Budapest in detail

Itineraries

Day One

  • Castle District

Spend your first morning in Budapest on Castle Hill, taking in the views from the Royal Palace and establishing the lay of the land. There are museums aplenty up here, but don’t be greedy: you only have time for one. We recommend either the Hungarian National Gallery for fine Hungarian art or the Castle Museum for a seamless introduction to the city’s long and tortuous past.

In the afternoon take the Sikló (funicular) down to Clark Ádám tér and make your way up Fő utca to the Király Baths for a relaxing soak.

  • Dinner The excellent Csalogány 26 is around the corner from the baths.
  • Castle District

Depending on your mood, check to see what’s on in the way of táncház (folk music and dance) at the Marczibányi tér Cultural Centre just north of Széll Kálmán tér or head for stylish Oscar American Bar south of the square for cocktails and music.

Day Two

  • Erzsébetváros & the Jewish Quarter

On your second day, cross the Danube and see Pest at its very finest by walking up leafy Andrássy út to Heroes’ Square, which will take you on past architectural gems like the Hungarian State Opera House and New Theatre, and wonderful cafes including Művész Kávéház.

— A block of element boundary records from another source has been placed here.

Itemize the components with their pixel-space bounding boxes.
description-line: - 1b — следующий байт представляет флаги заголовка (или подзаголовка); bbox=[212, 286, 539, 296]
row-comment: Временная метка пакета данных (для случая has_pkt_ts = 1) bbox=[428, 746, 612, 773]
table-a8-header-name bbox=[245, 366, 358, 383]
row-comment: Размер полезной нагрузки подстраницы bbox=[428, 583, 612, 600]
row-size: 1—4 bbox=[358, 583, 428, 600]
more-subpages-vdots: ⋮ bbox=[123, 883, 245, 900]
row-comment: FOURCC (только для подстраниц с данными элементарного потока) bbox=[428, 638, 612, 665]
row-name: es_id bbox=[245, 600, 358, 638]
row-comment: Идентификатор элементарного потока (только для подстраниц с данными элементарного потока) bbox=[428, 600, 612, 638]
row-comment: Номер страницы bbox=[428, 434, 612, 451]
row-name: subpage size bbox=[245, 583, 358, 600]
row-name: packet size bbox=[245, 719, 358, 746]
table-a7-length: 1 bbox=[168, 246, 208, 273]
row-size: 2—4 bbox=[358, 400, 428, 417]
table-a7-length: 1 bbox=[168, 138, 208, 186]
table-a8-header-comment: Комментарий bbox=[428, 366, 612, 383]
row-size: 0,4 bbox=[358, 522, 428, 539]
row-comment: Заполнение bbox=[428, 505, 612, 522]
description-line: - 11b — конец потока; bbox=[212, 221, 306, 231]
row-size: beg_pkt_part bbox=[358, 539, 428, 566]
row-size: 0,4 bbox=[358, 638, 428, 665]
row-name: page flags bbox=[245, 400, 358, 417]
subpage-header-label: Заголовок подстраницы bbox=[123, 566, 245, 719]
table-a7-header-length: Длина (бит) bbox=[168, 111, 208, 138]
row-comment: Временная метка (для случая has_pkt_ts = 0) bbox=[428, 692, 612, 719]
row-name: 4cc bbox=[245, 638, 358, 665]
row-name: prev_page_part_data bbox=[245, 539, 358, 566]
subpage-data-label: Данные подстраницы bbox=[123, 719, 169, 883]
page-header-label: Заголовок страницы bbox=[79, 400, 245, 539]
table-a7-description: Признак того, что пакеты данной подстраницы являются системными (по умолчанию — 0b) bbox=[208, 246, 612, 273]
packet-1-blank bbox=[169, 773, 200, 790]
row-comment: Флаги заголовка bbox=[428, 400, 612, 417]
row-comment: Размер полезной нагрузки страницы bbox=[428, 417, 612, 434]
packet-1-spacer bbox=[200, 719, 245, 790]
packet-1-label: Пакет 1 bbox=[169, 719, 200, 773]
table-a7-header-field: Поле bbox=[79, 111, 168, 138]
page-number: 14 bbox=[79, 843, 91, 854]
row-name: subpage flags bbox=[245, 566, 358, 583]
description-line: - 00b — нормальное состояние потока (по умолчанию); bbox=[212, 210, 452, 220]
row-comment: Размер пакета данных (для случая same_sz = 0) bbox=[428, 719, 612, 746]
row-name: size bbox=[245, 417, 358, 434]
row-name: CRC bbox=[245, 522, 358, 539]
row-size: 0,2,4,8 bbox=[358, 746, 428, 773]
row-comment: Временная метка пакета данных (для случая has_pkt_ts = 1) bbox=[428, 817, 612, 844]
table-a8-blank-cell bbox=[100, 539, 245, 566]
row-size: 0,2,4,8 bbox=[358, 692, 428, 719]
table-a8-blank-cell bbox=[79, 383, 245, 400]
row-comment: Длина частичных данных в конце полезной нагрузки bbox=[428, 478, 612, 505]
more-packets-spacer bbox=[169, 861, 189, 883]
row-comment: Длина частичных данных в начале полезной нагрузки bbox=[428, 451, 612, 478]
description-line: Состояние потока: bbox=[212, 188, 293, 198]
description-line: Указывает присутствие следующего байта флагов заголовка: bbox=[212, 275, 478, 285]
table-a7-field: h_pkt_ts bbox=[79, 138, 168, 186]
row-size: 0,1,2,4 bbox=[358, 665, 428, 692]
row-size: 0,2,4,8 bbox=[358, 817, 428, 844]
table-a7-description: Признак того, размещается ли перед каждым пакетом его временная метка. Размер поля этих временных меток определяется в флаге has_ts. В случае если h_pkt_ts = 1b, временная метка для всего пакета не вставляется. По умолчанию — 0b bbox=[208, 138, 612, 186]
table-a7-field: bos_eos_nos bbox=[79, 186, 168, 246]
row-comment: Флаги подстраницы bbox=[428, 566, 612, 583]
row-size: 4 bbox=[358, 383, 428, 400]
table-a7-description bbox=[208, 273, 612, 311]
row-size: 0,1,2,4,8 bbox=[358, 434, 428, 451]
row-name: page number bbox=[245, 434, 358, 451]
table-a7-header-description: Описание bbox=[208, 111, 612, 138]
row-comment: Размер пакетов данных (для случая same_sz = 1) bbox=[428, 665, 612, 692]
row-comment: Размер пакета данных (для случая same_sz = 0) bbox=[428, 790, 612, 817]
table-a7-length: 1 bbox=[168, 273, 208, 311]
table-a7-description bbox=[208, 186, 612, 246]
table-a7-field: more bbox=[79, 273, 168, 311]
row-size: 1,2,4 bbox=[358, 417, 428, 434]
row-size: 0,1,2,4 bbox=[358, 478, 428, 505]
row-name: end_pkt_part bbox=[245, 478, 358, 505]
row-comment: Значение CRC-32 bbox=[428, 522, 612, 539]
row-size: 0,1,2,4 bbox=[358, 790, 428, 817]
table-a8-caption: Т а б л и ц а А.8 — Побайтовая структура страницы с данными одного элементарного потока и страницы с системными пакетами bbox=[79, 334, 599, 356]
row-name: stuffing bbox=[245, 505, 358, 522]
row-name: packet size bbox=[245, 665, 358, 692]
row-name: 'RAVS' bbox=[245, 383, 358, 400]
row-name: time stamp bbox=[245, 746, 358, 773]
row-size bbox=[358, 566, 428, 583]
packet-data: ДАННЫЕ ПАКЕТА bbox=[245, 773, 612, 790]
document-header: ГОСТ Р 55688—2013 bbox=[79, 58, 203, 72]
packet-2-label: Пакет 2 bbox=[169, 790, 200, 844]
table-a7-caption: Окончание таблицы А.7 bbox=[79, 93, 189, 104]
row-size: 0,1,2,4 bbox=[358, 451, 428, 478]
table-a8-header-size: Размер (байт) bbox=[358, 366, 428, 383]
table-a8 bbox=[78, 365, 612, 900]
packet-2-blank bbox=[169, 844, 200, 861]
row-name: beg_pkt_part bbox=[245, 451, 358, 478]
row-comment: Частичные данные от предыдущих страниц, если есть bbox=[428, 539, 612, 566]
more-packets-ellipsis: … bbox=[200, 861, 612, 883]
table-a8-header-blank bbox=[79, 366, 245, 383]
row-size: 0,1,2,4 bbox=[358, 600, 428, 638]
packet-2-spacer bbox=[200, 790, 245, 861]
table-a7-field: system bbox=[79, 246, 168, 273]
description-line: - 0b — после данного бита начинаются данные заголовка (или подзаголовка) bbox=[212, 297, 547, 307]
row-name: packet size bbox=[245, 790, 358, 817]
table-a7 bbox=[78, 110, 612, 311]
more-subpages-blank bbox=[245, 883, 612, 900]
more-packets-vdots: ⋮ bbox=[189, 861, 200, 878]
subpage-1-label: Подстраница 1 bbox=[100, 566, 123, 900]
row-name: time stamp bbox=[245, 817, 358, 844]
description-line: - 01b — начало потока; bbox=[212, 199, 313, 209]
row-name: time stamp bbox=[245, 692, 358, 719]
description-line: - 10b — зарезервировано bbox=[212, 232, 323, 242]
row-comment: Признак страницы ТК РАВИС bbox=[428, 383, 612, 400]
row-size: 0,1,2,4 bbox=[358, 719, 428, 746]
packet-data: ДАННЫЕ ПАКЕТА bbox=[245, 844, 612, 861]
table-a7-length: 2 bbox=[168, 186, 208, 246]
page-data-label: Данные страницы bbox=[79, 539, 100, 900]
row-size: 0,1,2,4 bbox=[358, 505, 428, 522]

  • Lunch Menza has an excellent-value weekday set lunch.
  • City Park & Beyond

As you approach City Park, decide whether you want an educational or leisurely afternoon (or both). The House of Terror is on Andrássy út and on the east side of Heroes’ Sq is the Palace of Art, with excellent exhibitions. City Park contains the Budapest Zoo and the wonderful Széchenyi Baths.

  • Dinner Robinson by the lake is a good choice.
  • City Park & Beyond

You might have drinks in the park at Kertem or boogie the night (and most of the morning) away at Dürer Kert. But if there happens to be a big-name act in town, they'll most likely be at the nearby László Papp Budapest Sportaréna.

Day Three

  • Parliament & Around

On day three it’s time to see a few of Budapest’s big-ticket attractions. In the morning, concentrate on the two icons of Hungarian nationhood and the places that house them: the Crown of St Stephen in the Parliament building and the saint-king’s mortal remains (just a hand) in the Basilica of St Stephen. To get from one to the other cut through Szabadság tér and have a glance at the last remaining Soviet memorial in the city, a tank.

  • Lunch Kisharang is an excellent (and inexpensive) choice for Hungarian soul food.
  • Erzsébetváros & the Jewish Quarter

In the afternoon, concentrate on the Jewish Quarter, with a neighbourhood walk taking in such sights as Klauzál tér, the Orthodox Synagogue and the original ghetto wall, but make sure you leave ample time for a good look inside the Great Synagogue and the Hungarian Jewish Museum, and have a slice of something sweet at the Fröhlich Cukrászda kosher cake shop.

  • Dinner Gettó Gulyás is a popular place for traditional Hungarian fare.
  • Erzsébetváros & the Jewish Quarter

If it's Friday there will be klezmer (traditional Jewish music) at the Spinoza Café, otherwise (or afterward) move on to the wealth of kertek (‘garden clubs’) within easy striking distance along Kazinczy utca: Kőleves Kert, Mika Tivadar Mulató or the granddaddy of them all, Szimpla Kert.

Day Four

  • Óbuda & Buda Hills

On your last day stroll through Óbuda and learn how Buda, Óbuda and Pest all came together. Again, the choice of museums and attractions is legion, but the Vasarely Museum and its hallucinogenic works never fail to please and the nearby Hungarian Museum of Trade & Tourism is a positive delight. Alternatively, Aquincum is just a short HÉV train ride away.

In the afternoon, head south for Margaret Bridge. Just up the hill to the west is Gül Baba’s Tomb, the only extant Muslim place of pilgrimage in northern Europe. Spend the rest of the afternoon pampering yourself at the wonderful Veli Bej Baths.

  • Dinner Fióka is a fine and intimate eatery just west of Széll Kálmán tér.
  • Margaret Island & Northern Pest

Cross over Margaret Bridge to Újlipótváros and the Budapest Jazz Club, just about the most serious such venue in town for traditional, vocal and Latin jazz by local and international talent.